In 2007, scientists from the University of Bologna managed to find the crater of the Tunguska meteorite - theoretically, it is Lake Cheko, which lies 7-8 kilometers from the explosion site. It has a regular ellipsoidal shape directed towards the forest felled by a meteorite, a conical shape characteristic of impact craters, its age is equal to the age of the meteorite fall, and magnetic studies show the presence of a dense object at the bottom. The study of the lake is still ongoing, and perhaps soon the Tunguska meteorite itself, the culprit of all the commotion, will appear in the exhibition halls.

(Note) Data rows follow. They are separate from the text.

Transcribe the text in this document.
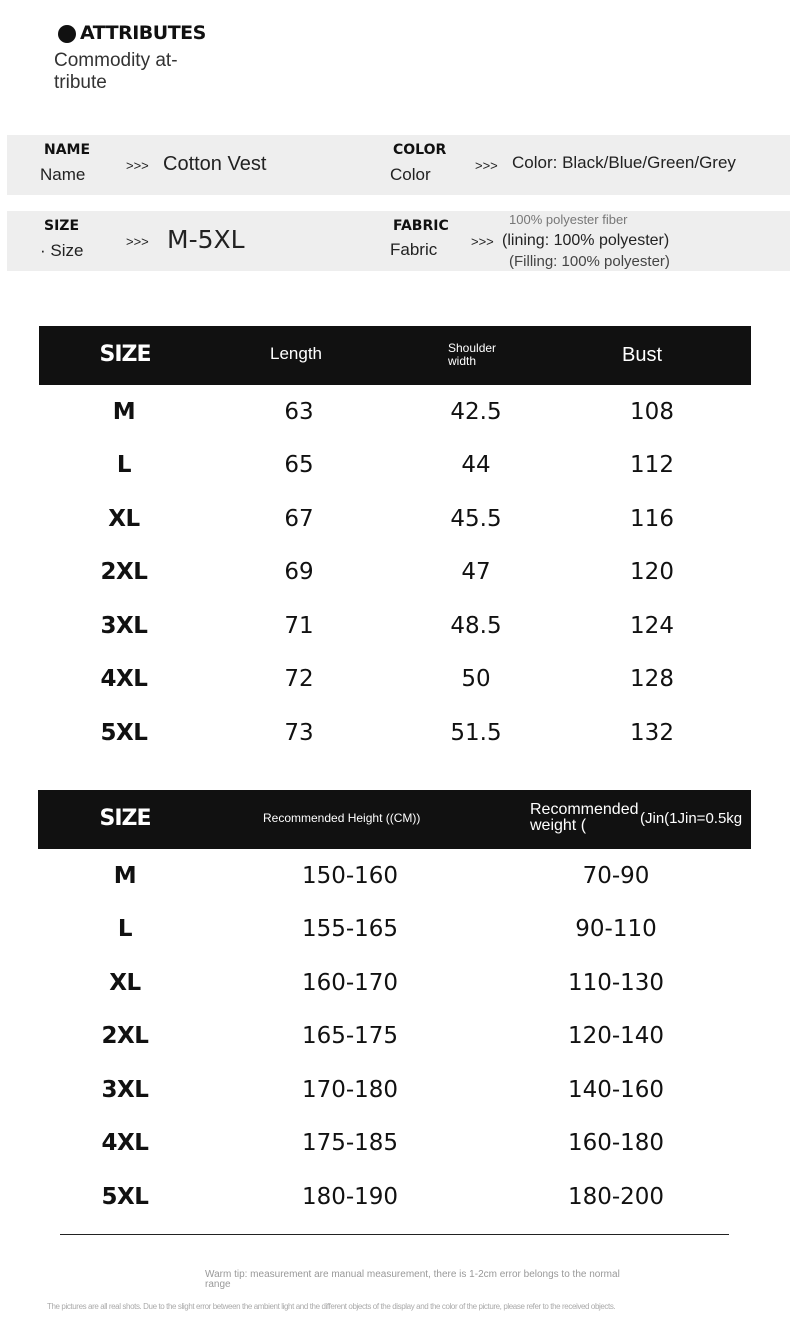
ATTRIBUTES
Commodity at- tribute
NAME
Name	>>> Cotton Vest
COLOR
Color	>>> Color: Black/Blue/Green/Grey
SIZE
· Size	>>> M-5XL	FABRIC
Fabric	>>>
100% polyester fiber
(lining: 100% polyester)
(Filling: 100% polyester)
SIZE	Length	Shoulder width	Bust
M	63	42.5	108
L	65	44	112
XL	67	45.5	116
2XL	69	47	120
3XL	71	48.5	124
4XL	72	50	128
5XL	73	51.5	132
SIZE	Recommended Height ((CM))	Recommended weight (	(Jin(1Jin=0.5kg
M	150-160	70-90
L	155-165	90-110
XL	160-170	110-130
2XL	165-175	120-140
3XL	170-180	140-160
4XL	175-185	160-180
5XL	180-190	180-200
Warm tip: measurement are manual measurement, there is 1-2cm error belongs to the normal range
The pictures are all real shots. Due to the slight error between the ambient light and the different objects of the display and the color of the picture, please refer to the received objects.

Leonid Kulik, by the way, was looking for such lakes, but near the very place of the fall. However, at that time, descriptions of explosions of meteorites in the air were unknown to science - the remains of the Chelyabinsk meteorite flew off quite far from the place of the explosion. Having drained one of the "promising" lakes, the scientist found at its bottom ... a tree stump. This incident gave rise to a comic description of the Tunguska meteorite as "an oblong cylindrical object in the form of a log made from a special type of space wood." Later there were lovers of sensations who took this story seriously.

“The Tunguska meteorite was created by Tesla”

Many pseudoscientific theories about the Tunguska meteorite originated from jokes or misinterpreted statements. This is how Nikola Tesla got involved in the meteorite story. In 1908, he promised to light the way in Antarctica to Robert Peary, one of two people credited with leading the way to the Polar Pole.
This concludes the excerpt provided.